A review into a ball-tampering scandal condemned an “arrogant” and “controlling” culture at CA that drove the players to cheat in pursuit of victory.
However, Katich, who played played in 56 Tests between 2001 and 2010, claimed he did not support the move for the players to return early as they also need to take responsibility for “blatantly cheating”.
Katich told radio station SEN: “I think the players should see out their bans. They admitted what they did was wrong, and they blatantly cheated.
“I just don’t think shortening the bans is going to do anyone any good. I think the public will be disappointed to think they could get away with what they did just because of what this (Ethics Centre culture) review has found.

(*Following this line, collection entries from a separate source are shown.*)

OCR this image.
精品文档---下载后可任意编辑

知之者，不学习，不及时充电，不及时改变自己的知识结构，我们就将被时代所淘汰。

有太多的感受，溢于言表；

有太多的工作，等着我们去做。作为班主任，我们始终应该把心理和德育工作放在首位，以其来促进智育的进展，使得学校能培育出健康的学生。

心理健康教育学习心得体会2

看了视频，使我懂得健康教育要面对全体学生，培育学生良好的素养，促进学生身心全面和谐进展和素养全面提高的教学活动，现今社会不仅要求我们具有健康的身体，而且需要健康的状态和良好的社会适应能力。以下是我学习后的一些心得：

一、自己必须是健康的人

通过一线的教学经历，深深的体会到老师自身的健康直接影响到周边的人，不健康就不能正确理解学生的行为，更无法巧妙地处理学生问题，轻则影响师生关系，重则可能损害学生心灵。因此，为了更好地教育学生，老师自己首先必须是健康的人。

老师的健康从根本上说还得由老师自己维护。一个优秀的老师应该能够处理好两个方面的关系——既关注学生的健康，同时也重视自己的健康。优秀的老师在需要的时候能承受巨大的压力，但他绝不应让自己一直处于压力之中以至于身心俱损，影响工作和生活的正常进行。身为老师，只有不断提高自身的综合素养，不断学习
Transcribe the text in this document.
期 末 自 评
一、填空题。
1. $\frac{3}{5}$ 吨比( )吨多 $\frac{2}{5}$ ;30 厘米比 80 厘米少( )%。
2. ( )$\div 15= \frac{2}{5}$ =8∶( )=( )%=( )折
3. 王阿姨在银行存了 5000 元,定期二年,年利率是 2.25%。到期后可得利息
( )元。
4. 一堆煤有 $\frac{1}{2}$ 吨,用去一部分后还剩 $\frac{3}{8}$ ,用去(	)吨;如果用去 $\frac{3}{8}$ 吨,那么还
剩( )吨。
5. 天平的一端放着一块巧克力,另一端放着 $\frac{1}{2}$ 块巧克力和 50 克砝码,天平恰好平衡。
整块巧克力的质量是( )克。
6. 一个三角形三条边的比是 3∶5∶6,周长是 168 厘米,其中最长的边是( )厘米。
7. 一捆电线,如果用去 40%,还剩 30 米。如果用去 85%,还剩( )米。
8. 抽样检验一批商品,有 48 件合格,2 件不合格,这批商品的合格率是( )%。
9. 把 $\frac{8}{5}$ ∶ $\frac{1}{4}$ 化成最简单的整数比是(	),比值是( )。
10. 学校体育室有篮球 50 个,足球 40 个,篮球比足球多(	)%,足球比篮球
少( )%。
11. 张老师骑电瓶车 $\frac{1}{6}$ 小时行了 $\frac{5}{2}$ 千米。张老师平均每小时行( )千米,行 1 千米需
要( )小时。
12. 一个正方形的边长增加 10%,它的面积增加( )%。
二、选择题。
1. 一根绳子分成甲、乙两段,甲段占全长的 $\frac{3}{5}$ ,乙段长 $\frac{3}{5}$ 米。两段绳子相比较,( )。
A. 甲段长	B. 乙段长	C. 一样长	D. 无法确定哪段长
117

“They have to be responsible for their actions, regardless of what is going on in the background with the administrators and the culture that’s been created.
“The players still have to put their hand up – which they have – and cop the bans on the chin and do their time.
“They’ll earn a lot more respect that way than if the ban gets shortened – because, realistically, if the bans get shortened it’s like the review said -it’s a win-at-all costs mentality.
“From a welfare point of view, it would be important they can come back and play the game they love and they have done it tough.
“But what they did, as grown men – they knew they couldn’t take sandpaper out there (on the field) otherwise why were they trying to hide it down their pants?”
Warner and Smith each received one-year suspensions while Bancroft was banned for nine months following the ball-tampering scandal in March this year.